Minister for Government Services, Building Industry and Information and Communication Technology of Queensland
- In office 21 February 2011 – 26 March 2012
- Preceded by: Robert Schwarten (Public Works and ICT)
- Succeeded by: Bruce Flegg (as Public Works) Ros Bates (Science, IT and Innovation)

Member of the Queensland Parliament for Yeerongpilly
- In office 7 February 2004 – 24 March 2012
- Preceded by: Matt Foley
- Succeeded by: Carl Judge

Personal details
- Party: Labor

= Simon Finn (politician) =

Australian politician

Simon David Finn (born 5 December 1965) is a Labor Party politician who represented the seat of Yeerongpilly in the Legislative Assembly of Queensland from 7 February 2004 to 24 March 2012.

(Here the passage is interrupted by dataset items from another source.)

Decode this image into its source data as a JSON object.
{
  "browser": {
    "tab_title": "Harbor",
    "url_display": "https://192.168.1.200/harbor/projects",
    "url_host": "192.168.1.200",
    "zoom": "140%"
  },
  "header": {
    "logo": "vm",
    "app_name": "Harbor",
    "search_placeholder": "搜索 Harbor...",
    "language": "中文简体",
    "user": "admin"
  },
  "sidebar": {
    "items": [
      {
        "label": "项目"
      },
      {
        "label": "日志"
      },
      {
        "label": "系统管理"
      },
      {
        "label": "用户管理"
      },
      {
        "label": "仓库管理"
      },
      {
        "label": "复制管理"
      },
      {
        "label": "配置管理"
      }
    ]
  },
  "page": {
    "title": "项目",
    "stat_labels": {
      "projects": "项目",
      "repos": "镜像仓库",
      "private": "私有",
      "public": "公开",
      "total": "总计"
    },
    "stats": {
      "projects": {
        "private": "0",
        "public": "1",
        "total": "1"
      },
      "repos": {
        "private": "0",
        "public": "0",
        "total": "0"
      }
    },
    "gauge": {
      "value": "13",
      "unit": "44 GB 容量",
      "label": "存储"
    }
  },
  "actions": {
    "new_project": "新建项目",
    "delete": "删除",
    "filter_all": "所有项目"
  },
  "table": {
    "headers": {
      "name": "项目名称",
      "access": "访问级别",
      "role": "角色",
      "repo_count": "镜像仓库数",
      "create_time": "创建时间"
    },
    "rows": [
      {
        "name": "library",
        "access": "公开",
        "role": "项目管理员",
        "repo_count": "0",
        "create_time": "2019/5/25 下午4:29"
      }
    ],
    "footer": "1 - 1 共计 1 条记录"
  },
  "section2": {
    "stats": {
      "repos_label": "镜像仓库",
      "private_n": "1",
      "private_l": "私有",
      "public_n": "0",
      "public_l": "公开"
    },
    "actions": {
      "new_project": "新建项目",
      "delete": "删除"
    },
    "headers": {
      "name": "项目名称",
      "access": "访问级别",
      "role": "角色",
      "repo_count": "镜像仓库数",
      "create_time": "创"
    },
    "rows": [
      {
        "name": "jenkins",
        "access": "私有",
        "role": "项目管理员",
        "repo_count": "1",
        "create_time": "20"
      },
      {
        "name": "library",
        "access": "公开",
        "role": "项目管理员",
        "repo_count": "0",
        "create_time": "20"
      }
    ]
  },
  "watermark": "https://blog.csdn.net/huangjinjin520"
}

He was appointed as Minister for Government Services, Building Industry and Information and Communication Technology on 21 February 2011. He was also a member of the Parliamentary Criminal Misconduct Committee. Prior to his appointment as Minister for Government Services, Building Industry and Information and Communication Technology, he was Parliamentary Secretary for Industrial Relations.

Finn has been an advocate of preserving Brisbane heritage, including the historic Regent Theatre. He sponsored a petition for heritage listing of the venue which was tabled before the Queensland Legislative Assembly.